En outre, s’agissant de la durée de la détention dans le cadre des procédures de remise liées au mandat d’arrêt européen, la Cour de justice dans l’affaire Lanigan, à l’instar de la Cour européenne des droits de l’Homme, a décidé que la détention est possible lors des procédures d’extradition, mais que la procédure doit être « menée avec la diligence requise », à défaut, elle ne sera pas justifiée et donc contraire à l’article 5 de la CESDH932. La CEDH connaît également du contentieux lié à la mise en œuvre du mandat d’arrêt européen. Dans l’affaire Pirozzi c. Belgique, l’intéressé, ressortissant italien arrêté en Belgique contestait la légalité des moyens mis en œuvre pour le localiser et l’arrêter. Il invoquait l’article 5, paragraphe 1. La Cour européenne a donc dû vérifier qu’aucune atteinte n’avait été portée aux droits que garantit sa norme de référence et dans cette affaire. Elle donnera l’avantage à l’exécution du mandat en précisant que l’émission d’un mandat d’arrêt européen constitue un titre permettant l’arrestation d’un individu conformément à la loi belge933 . Elle n’a cependant pas répondu clairement au moyen qui est invoqué à savoir la légalité des méthodes ayant conduit à l’arrestation. En revanche elle semble faire un pas évident en faveur de la coopération pénale en faisant primer, de manière implicite, le principe de reconnaissance mutuelle des décisions de justice. Cette récente décision apparaît alors favorable à la coopération pénale européenne et si on retenait davantage une influence unique de la jurisprudence de la Cour européenne des droits de l’Homme sur le travail des institutions européennes, la réciprocité se révèle etles travaux récents s’agissant de l’harmonisation normative en matière pénale au niveau de l’Union résonnent en Europe.
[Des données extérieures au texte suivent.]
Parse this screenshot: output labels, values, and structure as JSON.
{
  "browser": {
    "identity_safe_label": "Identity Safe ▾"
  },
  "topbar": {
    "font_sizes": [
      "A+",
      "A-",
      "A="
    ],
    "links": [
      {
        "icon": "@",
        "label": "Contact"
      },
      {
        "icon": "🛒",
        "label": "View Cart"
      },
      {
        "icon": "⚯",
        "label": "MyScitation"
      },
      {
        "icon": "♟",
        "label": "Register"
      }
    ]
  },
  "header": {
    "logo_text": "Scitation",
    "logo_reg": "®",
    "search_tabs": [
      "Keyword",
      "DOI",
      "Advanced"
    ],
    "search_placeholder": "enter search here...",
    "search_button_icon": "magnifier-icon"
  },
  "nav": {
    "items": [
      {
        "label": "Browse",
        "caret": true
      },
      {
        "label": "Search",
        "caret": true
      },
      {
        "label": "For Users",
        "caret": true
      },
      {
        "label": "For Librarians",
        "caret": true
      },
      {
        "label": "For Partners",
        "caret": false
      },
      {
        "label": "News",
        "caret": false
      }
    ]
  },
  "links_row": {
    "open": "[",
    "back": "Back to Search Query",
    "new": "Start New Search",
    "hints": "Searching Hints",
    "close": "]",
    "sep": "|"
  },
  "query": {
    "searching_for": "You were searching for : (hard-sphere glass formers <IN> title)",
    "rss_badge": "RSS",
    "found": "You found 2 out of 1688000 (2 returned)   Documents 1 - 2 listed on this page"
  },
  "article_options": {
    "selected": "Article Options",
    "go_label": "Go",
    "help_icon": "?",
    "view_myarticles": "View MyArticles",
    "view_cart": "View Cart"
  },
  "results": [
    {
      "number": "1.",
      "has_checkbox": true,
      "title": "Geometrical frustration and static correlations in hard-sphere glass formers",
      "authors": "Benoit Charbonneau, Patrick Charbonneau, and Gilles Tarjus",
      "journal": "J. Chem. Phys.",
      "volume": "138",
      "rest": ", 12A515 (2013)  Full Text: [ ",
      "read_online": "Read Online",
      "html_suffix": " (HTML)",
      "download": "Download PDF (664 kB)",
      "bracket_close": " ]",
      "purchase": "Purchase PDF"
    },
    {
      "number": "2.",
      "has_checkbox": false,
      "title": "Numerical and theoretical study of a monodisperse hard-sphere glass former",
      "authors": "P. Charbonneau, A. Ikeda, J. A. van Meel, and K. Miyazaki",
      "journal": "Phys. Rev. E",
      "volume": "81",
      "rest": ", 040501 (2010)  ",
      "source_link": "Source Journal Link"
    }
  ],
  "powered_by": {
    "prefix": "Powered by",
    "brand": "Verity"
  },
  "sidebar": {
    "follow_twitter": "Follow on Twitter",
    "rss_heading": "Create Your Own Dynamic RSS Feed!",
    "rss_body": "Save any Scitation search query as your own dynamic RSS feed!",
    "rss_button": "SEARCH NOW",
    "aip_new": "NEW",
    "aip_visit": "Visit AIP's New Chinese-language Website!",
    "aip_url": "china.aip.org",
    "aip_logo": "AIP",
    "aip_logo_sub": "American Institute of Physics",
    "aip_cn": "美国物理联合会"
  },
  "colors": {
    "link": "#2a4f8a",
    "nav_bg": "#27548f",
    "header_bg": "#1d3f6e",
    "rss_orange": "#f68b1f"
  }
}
Respect des droits fondamentaux et traitements inhumains et dégradants en détention

L’hypothèse des traitements inhumains et dégradants a particulièrement retenu l’attention de la Cour dans le cadre du contentieux relatif à l’exécution du mandat d’arrêt européen et plus précisément s’agissant de la problématique récurrente de la surpopulation carcérale. Dans les affaires jointes Aranyosi et Căldăraru la Cour a eu l’occasion de suivre la jurisprudence de la CEDH. L’affaire concernait la Roumanie et la Cour de justice n’a pas manqué de rappeler que cette dernière avait été condamnée à plusieurs reprises par la Cour européenne des droits de l’Homme suite à des violations répétées de l’article 3 du fait d’une surpopulation carcérale constante934 . Même si elle fonde son raisonnement sur l’article 4 de la Charte qui est l’équivalent de l’article 3 de la CESDH, elle conclura que les mauvaises conditions de détention peuvent contrevenir aux exigences posées à ses articles et qu’il revient à l’autorité d’exécution du mandat d’apprécier librement les conditions de détention dans lesquelles seraient incarcérés les individus que les autorités d’exécution remettraient à l’autorité d’émission du mandat. Si ces autorités d’exécution les jugent contraires à ces dispositions, elles peuvent légalement invoquer les motifs de non-exécution facultatifs prévus à l’article 4 de la décision-cadre 2002/584/JAI935.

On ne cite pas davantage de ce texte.